There is so much elevation change in so little distance that there are days you can Ski at Brian Head for half day and then drive to the Lake and boat for the second half of the day.
Quail Creek Reservoir is a scenic park in the St George area just 45 minutes south of Cedar City. Quail Creek State Park boasts some of the warmest waters in the state and a mild winter climate luring boaters and anglers year-round. Anglers fish for largemouth bass, rainbow trout, crappie and other species. http://stateparks.utah.gov/park/quail-creek-state-park
Navajo Lake recreation area is located atop Cedar Mountain, approximately 25 miles east of Cedar City. This pristine lake was originally known to the Paiute Indians as “Pa-Cu-Ay”, meaning “Cloud Lake”. Early pioneer settlers gave it its present name after a confrontation took place near the lake between the settlers and some traveling members of the Navajo tribe.

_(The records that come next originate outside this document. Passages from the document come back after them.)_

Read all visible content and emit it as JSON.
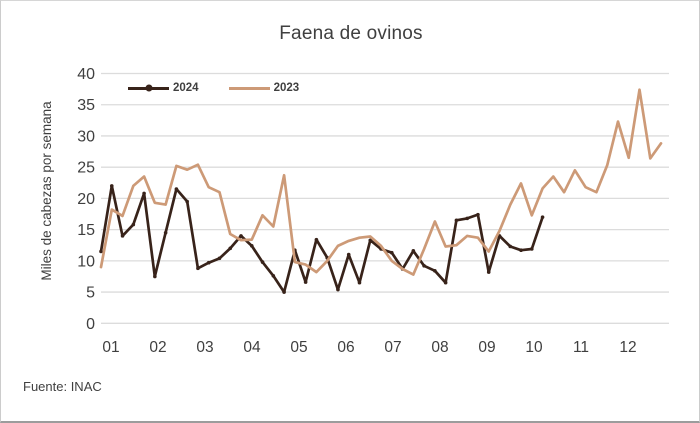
{
  "chart": {
    "title": "Faena de ovinos",
    "y_axis_title": "Miles de cabezas por semana",
    "source": "Fuente: INAC"
  },
  "chart_data": {
    "type": "line",
    "title": "Faena de ovinos",
    "xlabel": "",
    "ylabel": "Miles de cabezas por semana",
    "x_unit": "semana del año (weekly points, labeled by month)",
    "x_tick_labels": [
      "01",
      "02",
      "03",
      "04",
      "05",
      "06",
      "07",
      "08",
      "09",
      "10",
      "11",
      "12"
    ],
    "ylim": [
      0,
      40
    ],
    "y_ticks": [
      0,
      5,
      10,
      15,
      20,
      25,
      30,
      35,
      40
    ],
    "grid": "horizontal",
    "legend_position": "top-left-inside",
    "source": "Fuente: INAC",
    "colors": {
      "grid": "#dcdcdc",
      "tick_text": "#3f3f3f"
    },
    "series": [
      {
        "name": "2024",
        "color": "#38231a",
        "marker": "dot",
        "values": [
          11.5,
          22.0,
          14.0,
          15.8,
          20.8,
          7.5,
          14.5,
          21.5,
          19.5,
          8.8,
          9.7,
          10.4,
          12.0,
          14.0,
          12.4,
          9.8,
          7.6,
          5.0,
          11.7,
          6.6,
          13.4,
          10.5,
          5.4,
          11.0,
          6.5,
          13.3,
          11.9,
          11.3,
          8.7,
          11.6,
          9.2,
          8.4,
          6.5,
          16.5,
          16.8,
          17.4,
          8.2,
          14.0,
          12.3,
          11.7,
          11.9,
          17.0
        ]
      },
      {
        "name": "2023",
        "color": "#cd9a77",
        "marker": "none",
        "values": [
          9.0,
          18.2,
          17.2,
          22.0,
          23.5,
          19.3,
          19.0,
          25.2,
          24.6,
          25.4,
          21.8,
          21.0,
          14.3,
          13.3,
          13.4,
          17.3,
          15.5,
          23.7,
          9.8,
          9.4,
          8.2,
          10.0,
          12.4,
          13.2,
          13.7,
          13.9,
          12.4,
          10.0,
          8.7,
          7.8,
          11.9,
          16.3,
          12.3,
          12.5,
          14.0,
          13.7,
          11.5,
          14.8,
          19.0,
          22.4,
          17.3,
          21.6,
          23.5,
          21.0,
          24.5,
          21.8,
          21.0,
          25.3,
          32.3,
          26.5,
          37.4,
          26.4,
          28.8
        ]
      }
    ]
  }
}
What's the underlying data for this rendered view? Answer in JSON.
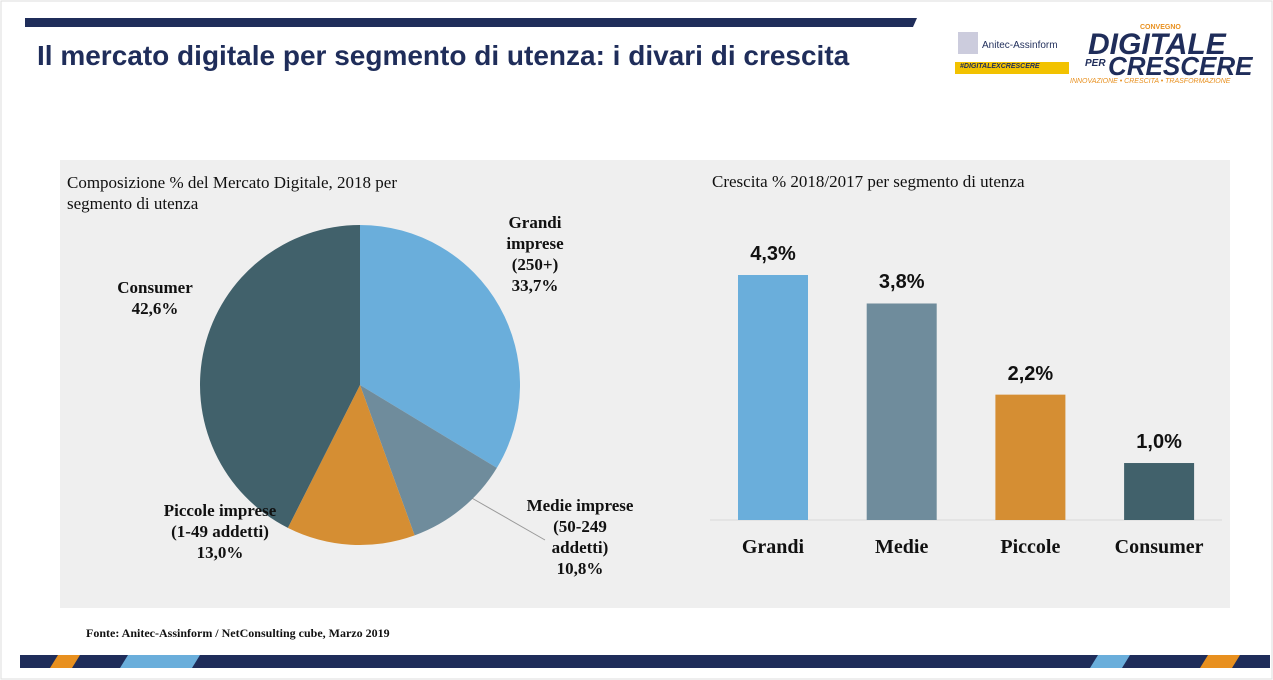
{
  "header": {
    "title": "Il mercato digitale per segmento di utenza: i divari di crescita",
    "logos": {
      "assinform": "Anitec-Assinform",
      "hashtag": "#DIGITALEXCRESCERE",
      "convegno": "CONVEGNO",
      "digitale": "DIGITALE",
      "per": "PER",
      "crescere": "CRESCERE",
      "tagline": "INNOVAZIONE • CRESCITA • TRASFORMAZIONE"
    }
  },
  "chart_data": [
    {
      "type": "pie",
      "title": "Composizione % del Mercato Digitale, 2018 per segmento di utenza",
      "categories": [
        "Grandi imprese (250+)",
        "Medie imprese (50-249 addetti)",
        "Piccole imprese (1-49 addetti)",
        "Consumer"
      ],
      "values": [
        33.7,
        10.8,
        13.0,
        42.6
      ],
      "value_labels": [
        "33,7%",
        "10,8%",
        "13,0%",
        "42,6%"
      ],
      "colors": [
        "#6aaedb",
        "#6f8c9c",
        "#d58e33",
        "#41616b"
      ]
    },
    {
      "type": "bar",
      "title": "Crescita % 2018/2017 per segmento di utenza",
      "categories": [
        "Grandi",
        "Medie",
        "Piccole",
        "Consumer"
      ],
      "values": [
        4.3,
        3.8,
        2.2,
        1.0
      ],
      "value_labels": [
        "4,3%",
        "3,8%",
        "2,2%",
        "1,0%"
      ],
      "colors": [
        "#6aaedb",
        "#6f8c9c",
        "#d58e33",
        "#41616b"
      ]
    }
  ],
  "footer": {
    "source": "Fonte: Anitec-Assinform / NetConsulting cube, Marzo 2019"
  }
}
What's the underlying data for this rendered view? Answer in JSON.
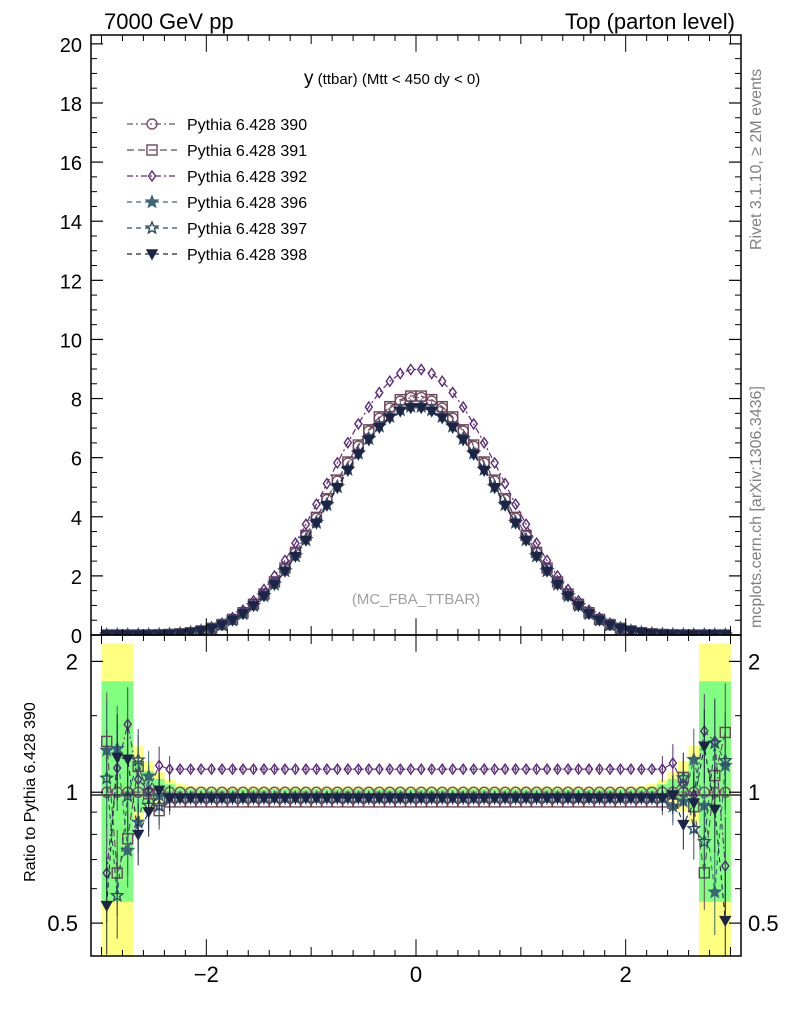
{
  "header": {
    "left": "7000 GeV pp",
    "right": "Top (parton level)"
  },
  "side_text": {
    "top": "Rivet 3.1.10, ≥ 2M events",
    "bottom": "mcplots.cern.ch [arXiv:1306.3436]"
  },
  "plot_title": {
    "main": "y",
    "sub": " (ttbar) (Mtt < 450 dy < 0)"
  },
  "watermark": "(MC_FBA_TTBAR)",
  "ratio_ylabel": "Ratio to Pythia 6.428 390",
  "colors": {
    "s390": "#7a4f63",
    "s391": "#6e4558",
    "s392": "#5a2a7a",
    "s396": "#3d6578",
    "s397": "#2d4f62",
    "s398": "#1c2448",
    "band_yellow": "#ffff80",
    "band_green": "#80ff80"
  },
  "chart_data": [
    {
      "type": "line",
      "panel": "main",
      "xlim": [
        -3.1,
        3.1
      ],
      "ylim": [
        0,
        20.3
      ],
      "y_ticks": [
        "0",
        "2",
        "4",
        "6",
        "8",
        "10",
        "12",
        "14",
        "16",
        "18",
        "20"
      ],
      "legend_position": "top-left",
      "series": [
        {
          "name": "Pythia 6.428 390",
          "marker": "circle-open",
          "line": "dash-dot",
          "peak": 8.05
        },
        {
          "name": "Pythia 6.428 391",
          "marker": "square-open",
          "line": "dash",
          "peak": 8.1
        },
        {
          "name": "Pythia 6.428 392",
          "marker": "diamond-open",
          "line": "dash-dot",
          "peak": 9.0
        },
        {
          "name": "Pythia 6.428 396",
          "marker": "star-filled",
          "line": "dash",
          "peak": 7.75
        },
        {
          "name": "Pythia 6.428 397",
          "marker": "star-open",
          "line": "dash",
          "peak": 7.75
        },
        {
          "name": "Pythia 6.428 398",
          "marker": "triangle-down-filled",
          "line": "dash",
          "peak": 7.7
        }
      ]
    },
    {
      "type": "line",
      "panel": "ratio",
      "xlim": [
        -3.1,
        3.1
      ],
      "ylim": [
        0.42,
        2.3
      ],
      "y_scale": "log",
      "y_ticks": [
        "0.5",
        "1",
        "2"
      ],
      "x_ticks": [
        "−2",
        "0",
        "2"
      ],
      "reference": "Pythia 6.428 390",
      "series_ratios": {
        "Pythia 6.428 391": 0.95,
        "Pythia 6.428 392": 1.13,
        "Pythia 6.428 396": 0.97,
        "Pythia 6.428 397": 0.97,
        "Pythia 6.428 398": 0.97
      }
    }
  ]
}
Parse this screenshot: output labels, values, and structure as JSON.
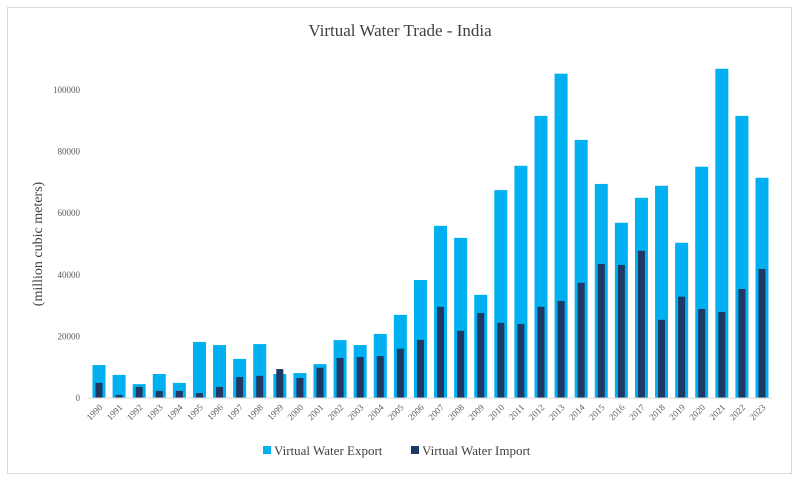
{
  "chart_data": {
    "type": "bar",
    "title": "Virtual Water Trade - India",
    "ylabel": "(million cubic meters)",
    "xlabel": "",
    "ylim": [
      0,
      110000
    ],
    "yticks": [
      0,
      20000,
      40000,
      60000,
      80000,
      100000
    ],
    "yticks_labels": [
      "0",
      "20000",
      "40000",
      "60000",
      "80000",
      "100000"
    ],
    "grid": false,
    "legend_position": "bottom",
    "categories": [
      "1990",
      "1991",
      "1992",
      "1993",
      "1994",
      "1995",
      "1996",
      "1997",
      "1998",
      "1999",
      "2000",
      "2001",
      "2002",
      "2003",
      "2004",
      "2005",
      "2006",
      "2007",
      "2008",
      "2009",
      "2010",
      "2011",
      "2012",
      "2013",
      "2014",
      "2015",
      "2016",
      "2017",
      "2018",
      "2019",
      "2020",
      "2021",
      "2022",
      "2023"
    ],
    "series": [
      {
        "name": "Virtual Water Export",
        "color": "#00b0f0",
        "values": [
          10700,
          7500,
          4500,
          7800,
          4900,
          18200,
          17200,
          12700,
          17500,
          7800,
          8100,
          11000,
          18800,
          17200,
          20800,
          27000,
          38300,
          55900,
          52000,
          33500,
          67500,
          75400,
          91600,
          105300,
          83800,
          69500,
          56900,
          65000,
          68900,
          50400,
          75100,
          106900,
          91600,
          71500
        ]
      },
      {
        "name": "Virtual Water Import",
        "color": "#1f3864",
        "values": [
          4900,
          1000,
          3600,
          2300,
          2300,
          1600,
          3600,
          6800,
          7200,
          9400,
          6500,
          9800,
          13000,
          13300,
          13600,
          16000,
          18900,
          29600,
          21800,
          27600,
          24400,
          24000,
          29600,
          31500,
          37400,
          43500,
          43200,
          47800,
          25400,
          32900,
          28900,
          27900,
          35400,
          41900
        ]
      }
    ]
  }
}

Cedar Bowling Center is located at the north end of town and offers league bowling as well as cosmic bowling every Friday & Saturday from 9pm – Midnight. They also have an arcade, air hockey, party room, big screen TVs, snack bar and great food. https://www.facebook.com/pages/Cedar-Bowl/161692163855629
Frontier Homestead State Park Museum located in Cedar City is a great place to relive the pioneer and early industrial history of Cedar City, Iron County, and southwest Utah through an extensive horse-drawn wagon collection, historic buildings, Paiute native camp, sawmill and replica blast furnace. Enjoy many hands-on activities and interpretive programs throughout the year, including children’s history camps and Christmas at the Homestead. http://stateparks.utah.gov/park/frontier-homestead-state-park-museum
“C” Overlook and Trail is located just a half mile southeast of Cedar City. The “C Overlook” is located at the top of the trail and includes a parking and viewing area, benches, multiple informational signs, and the large white painted “C” on the mountain side. The overlook affords panoramic views of the region’s majestic mountain ranges, sage-studded valleys and quaint, rustic communities below.
The “C Trail” is rapidly becoming one of the region’s most popular hiking and biking areas. The trail covers an elevation change of 2,200 feet and winds 4.2 miles to the large white painted “C” on the mountainside.